Un concerto di un duo insolito e di difficile classificazione? Sì, però immagino già come andrà a finire: un paio di ballads, due pezzi mossi, qualche traccia folk riverniciata, e, immancabili, le solite canzoni italiane truccate con abile cosmesi in chiave jazzistica. Tutto scontato, nulla di nuovo, finale in gloria con pubblico osannante magari su brani di De Andrè o similia.
Questo, in sintesi, mi aspettavo dal concerto di venerdì all’Auditorium S.Antonio di Morbegno. D’altronde a questo spesso mi è capitato di assistere, soprattutto quando i musicisti paiono in evidente carenza di ispirazione o hanno troppi impegni per inventarsi anche sortite in duo o trio senza avere un repertorio definito.
Invece sono stato smentito, piacevolmente smentito, clamorosamente smentito. Roy Paci e Carmine Ioanna hanno suonato per la maggior parte del tempo improvvisando su brandelli di melodie, riprese e rivoltate, destrutturate e scarnificate, ma tutte rigorosamente farina del loro sacco. Paci ha privilegiato il flicorno rispetto alla tromba, scegliendo un suono scuro e caldo che ben contrastava con le impennate e le scorribande sulla tastiera di Ioanna. Un vero talento quest’ultimo, che dal vivo conquista e convince molto più che su disco, come d’altronde è normale che sia.
Il pubblico, non numerosissimo come il concerto avrebbe meritato, ha pian piano risposta con sempre più partecipazione fino a strappare due bis con Paci visibilmente compiaciuto e incredulo che un pugno di umani abbiano preferito il suo concerto al Festival di Sanremo.
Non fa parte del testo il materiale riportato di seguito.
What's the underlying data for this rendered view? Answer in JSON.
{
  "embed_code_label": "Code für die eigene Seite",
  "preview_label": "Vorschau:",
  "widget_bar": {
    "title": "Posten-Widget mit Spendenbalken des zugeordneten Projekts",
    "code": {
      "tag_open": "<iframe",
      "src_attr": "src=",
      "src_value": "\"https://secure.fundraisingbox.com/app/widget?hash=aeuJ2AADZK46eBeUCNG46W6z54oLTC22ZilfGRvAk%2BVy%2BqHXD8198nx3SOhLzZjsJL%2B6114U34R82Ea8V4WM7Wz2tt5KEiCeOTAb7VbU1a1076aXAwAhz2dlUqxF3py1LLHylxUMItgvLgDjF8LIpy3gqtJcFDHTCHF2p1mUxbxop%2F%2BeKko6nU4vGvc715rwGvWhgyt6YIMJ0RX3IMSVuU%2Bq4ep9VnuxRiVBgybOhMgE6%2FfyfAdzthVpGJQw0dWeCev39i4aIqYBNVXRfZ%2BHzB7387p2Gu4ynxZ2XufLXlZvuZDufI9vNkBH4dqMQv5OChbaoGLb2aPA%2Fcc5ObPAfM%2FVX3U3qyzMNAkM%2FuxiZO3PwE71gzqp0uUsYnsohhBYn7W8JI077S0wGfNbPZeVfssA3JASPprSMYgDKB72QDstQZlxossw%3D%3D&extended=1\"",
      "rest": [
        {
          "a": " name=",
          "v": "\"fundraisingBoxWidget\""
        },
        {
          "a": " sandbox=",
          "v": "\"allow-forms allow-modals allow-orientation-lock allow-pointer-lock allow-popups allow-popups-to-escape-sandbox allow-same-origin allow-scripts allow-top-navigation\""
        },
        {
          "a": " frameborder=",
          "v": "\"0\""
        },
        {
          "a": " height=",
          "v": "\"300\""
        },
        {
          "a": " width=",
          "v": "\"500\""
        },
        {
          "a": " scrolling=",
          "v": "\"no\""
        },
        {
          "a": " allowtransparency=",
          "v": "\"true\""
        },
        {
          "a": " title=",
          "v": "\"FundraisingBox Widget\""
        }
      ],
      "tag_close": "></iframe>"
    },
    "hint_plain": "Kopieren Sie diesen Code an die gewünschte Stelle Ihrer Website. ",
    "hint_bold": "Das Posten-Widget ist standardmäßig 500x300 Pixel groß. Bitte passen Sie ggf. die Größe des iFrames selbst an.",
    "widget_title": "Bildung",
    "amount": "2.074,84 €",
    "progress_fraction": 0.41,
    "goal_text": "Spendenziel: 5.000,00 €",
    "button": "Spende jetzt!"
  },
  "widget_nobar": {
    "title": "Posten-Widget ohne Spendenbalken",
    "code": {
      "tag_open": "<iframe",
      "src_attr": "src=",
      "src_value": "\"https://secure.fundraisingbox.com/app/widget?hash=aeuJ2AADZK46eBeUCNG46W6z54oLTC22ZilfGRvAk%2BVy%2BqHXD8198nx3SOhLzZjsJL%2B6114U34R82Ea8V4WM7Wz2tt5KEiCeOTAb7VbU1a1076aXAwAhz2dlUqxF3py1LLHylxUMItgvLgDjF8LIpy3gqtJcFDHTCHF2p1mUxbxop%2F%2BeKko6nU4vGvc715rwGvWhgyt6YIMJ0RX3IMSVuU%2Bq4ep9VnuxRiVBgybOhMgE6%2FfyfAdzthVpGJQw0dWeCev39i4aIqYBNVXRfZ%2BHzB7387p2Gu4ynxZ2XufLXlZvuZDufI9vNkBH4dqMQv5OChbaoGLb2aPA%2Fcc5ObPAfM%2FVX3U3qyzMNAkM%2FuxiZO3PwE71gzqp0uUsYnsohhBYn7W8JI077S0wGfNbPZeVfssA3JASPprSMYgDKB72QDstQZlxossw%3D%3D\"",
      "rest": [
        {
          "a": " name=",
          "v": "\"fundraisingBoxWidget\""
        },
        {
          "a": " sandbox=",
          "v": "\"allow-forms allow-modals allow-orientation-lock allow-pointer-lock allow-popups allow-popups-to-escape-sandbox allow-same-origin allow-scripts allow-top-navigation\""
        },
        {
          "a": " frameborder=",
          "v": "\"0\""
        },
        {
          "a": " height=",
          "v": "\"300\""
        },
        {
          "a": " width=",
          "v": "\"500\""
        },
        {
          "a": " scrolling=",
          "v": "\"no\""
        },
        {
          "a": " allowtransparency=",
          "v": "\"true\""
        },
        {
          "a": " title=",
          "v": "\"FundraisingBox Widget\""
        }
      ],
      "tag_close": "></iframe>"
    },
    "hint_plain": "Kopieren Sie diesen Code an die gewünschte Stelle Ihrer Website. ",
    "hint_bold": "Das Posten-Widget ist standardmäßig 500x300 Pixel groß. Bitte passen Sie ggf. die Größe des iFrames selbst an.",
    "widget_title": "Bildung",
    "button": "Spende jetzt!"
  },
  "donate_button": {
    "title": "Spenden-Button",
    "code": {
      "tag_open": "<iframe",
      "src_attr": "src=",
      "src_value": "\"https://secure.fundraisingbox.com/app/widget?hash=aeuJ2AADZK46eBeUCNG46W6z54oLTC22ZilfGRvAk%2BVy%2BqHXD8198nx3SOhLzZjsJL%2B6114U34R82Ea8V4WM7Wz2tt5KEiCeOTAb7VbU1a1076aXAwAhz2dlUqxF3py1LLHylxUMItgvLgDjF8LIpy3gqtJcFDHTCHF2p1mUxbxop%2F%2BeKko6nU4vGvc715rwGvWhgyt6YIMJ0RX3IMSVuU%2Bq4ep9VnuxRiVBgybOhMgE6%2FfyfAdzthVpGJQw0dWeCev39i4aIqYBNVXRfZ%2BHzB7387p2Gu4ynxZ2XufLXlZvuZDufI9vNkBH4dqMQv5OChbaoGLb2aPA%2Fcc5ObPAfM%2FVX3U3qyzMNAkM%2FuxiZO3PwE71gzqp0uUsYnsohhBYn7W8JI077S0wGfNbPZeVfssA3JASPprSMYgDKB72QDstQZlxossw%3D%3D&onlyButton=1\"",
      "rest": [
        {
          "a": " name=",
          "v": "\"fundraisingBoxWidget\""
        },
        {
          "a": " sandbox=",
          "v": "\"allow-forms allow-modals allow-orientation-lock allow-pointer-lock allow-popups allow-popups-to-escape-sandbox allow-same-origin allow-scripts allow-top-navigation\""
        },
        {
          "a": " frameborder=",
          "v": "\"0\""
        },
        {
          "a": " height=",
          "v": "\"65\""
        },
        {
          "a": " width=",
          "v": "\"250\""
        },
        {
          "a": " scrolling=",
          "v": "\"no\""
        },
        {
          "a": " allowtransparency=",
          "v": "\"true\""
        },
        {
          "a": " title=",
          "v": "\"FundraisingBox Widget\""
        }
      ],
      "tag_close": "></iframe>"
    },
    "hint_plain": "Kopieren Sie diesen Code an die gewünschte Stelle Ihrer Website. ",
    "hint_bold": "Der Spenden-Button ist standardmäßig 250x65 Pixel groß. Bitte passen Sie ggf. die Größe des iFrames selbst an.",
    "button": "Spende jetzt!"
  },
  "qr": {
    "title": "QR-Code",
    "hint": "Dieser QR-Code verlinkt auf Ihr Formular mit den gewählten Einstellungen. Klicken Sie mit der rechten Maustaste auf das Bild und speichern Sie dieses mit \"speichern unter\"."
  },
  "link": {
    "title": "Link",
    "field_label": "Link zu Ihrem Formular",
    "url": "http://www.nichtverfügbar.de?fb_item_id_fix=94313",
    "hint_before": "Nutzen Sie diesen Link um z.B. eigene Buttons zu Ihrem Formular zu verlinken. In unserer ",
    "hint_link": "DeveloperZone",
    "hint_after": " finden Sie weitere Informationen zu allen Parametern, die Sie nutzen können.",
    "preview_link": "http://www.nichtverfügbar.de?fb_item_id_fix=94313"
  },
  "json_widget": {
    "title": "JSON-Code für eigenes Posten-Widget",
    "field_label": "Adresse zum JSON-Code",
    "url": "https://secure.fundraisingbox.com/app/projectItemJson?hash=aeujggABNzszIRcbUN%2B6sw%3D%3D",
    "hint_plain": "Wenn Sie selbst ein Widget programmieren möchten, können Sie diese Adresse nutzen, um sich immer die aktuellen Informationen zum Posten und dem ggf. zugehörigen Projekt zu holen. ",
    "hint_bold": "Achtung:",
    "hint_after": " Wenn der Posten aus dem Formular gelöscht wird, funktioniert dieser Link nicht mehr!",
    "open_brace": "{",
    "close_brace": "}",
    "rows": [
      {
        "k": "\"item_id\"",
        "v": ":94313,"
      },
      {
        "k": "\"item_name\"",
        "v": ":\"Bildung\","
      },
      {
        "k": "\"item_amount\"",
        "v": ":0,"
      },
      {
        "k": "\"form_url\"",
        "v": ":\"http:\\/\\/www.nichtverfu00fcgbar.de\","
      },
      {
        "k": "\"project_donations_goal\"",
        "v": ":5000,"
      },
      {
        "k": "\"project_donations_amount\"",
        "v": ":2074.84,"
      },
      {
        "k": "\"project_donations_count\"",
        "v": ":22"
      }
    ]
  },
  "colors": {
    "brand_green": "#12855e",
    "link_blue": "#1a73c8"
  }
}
Ho ascoltato finalmente un Roy Paci senza rete, al di fuori di progetti più o meno riusciti ma comunque di molto più facile lettura, come un vero trombettista jazz che accetta il rischio e si mette in gioco.
Ioanna ha riempito l’Auditorium di suoni inauditi sia in veste di accompagnatore che di improvvisatore. Leggere che attualmente sta suonando nel nuovo spettacolo del Cirque du Soleil in giro per l’America Latina è conferma della poliedricità e della caratura del musicista, doti che chiunque fosse presente venerdì sera ha ampiamente sperimentato.
Finale con Paci che canta Malarazza, composizione di autore anonimo siciliano riportata alla luce da Dario Fo e, soprattutto, da Domenico Modugno con un testo che da solo meriterebbe uno studio attento e accurato. Qui Paci imbraccia la tromba e si esibisce in un assolo scoppiettante. Il secondo bis, richiesto a gran voce, è una versione di Over the Rainbow con Ioanna al pianoforte e il flicorno di Paci in primo piano.
Grazie ad Ambria Jazz per la proposta inusuale e grazie all’amica che ha insistito per trascinarmi al concerto contro le mie prevenzioni e la mia pigrizia. Grazie infine a Marina Magri, autrice delle belle fotografie.